I have often observed that weather provides me with daily opportunities to cultivate serenity. It is the finest example of a short-term flavor of inconvenience and uncertainty. Weather is temporary, whatever kind of weather it may be. It is silly for me to grumble about it, silly for me to fret about it. No matter how much mental energy I dedicate to it, I cannot control it. Whatever it may be like today, it will be different in a few days' time.

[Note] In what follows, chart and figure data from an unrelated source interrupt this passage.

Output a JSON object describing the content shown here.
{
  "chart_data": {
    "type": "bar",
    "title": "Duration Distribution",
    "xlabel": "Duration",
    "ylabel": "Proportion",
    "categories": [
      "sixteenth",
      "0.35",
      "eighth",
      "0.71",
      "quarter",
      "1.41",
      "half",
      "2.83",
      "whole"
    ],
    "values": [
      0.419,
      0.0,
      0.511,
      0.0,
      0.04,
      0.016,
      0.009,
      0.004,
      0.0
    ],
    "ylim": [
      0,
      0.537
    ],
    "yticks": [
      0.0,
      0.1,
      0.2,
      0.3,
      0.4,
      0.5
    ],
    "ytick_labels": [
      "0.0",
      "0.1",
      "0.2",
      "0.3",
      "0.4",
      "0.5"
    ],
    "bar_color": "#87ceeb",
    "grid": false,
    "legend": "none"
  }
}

"Take the long view," I tell myself. "Cultivate an eternal perspective." And yet my inner Serenitometer often looks something like this:
When I'm in the middle of a particular kind of weather I have trouble imagining anything different. My most memorable example of this shortsightedness comes from the fall of 1998, when I was packing up our Midwestern rental house to move to Scotland for two years.
I knew that the weather was going to be chilly and rainy in Scotland. I had seen the forecast: 55 and gray. But it was almost 40 degrees hotter in our part of the Midwest, and I couldn't get my mind around the contrast. I packed shorts and T-shirts in my luggage, and sent most of my warmer clothes by sea -- a decision I regretted deeply once we arrived. As I shivered in our Edinburgh rental house, I wrote a letter to US friends about my attack of meteorological solipsism. I'm still like that, almost a quarter-century later: my weather is THE weather, the only weather, world without end amen.
Today was the coolest day we've had in months. BRRRR, I said to myself, this does not seem right! BRRRR, I said to myself, it feels too cold to walk home.
This is objectively ridiculous; in April in these parts we all treat a 65-degree day as an invitation to race outside in short sleeves. You'll be relieved to hear that I did not suffer any frostbite while walking home.
But it reminds me of the way that I always perceive changes in context: my reaction to the things that come my way tomorrow will be shaped by the things that came my way last week and last month. It reminds me to practice being adaptable. Maybe one of these days the weather will even teach me to be more serene. Maybe.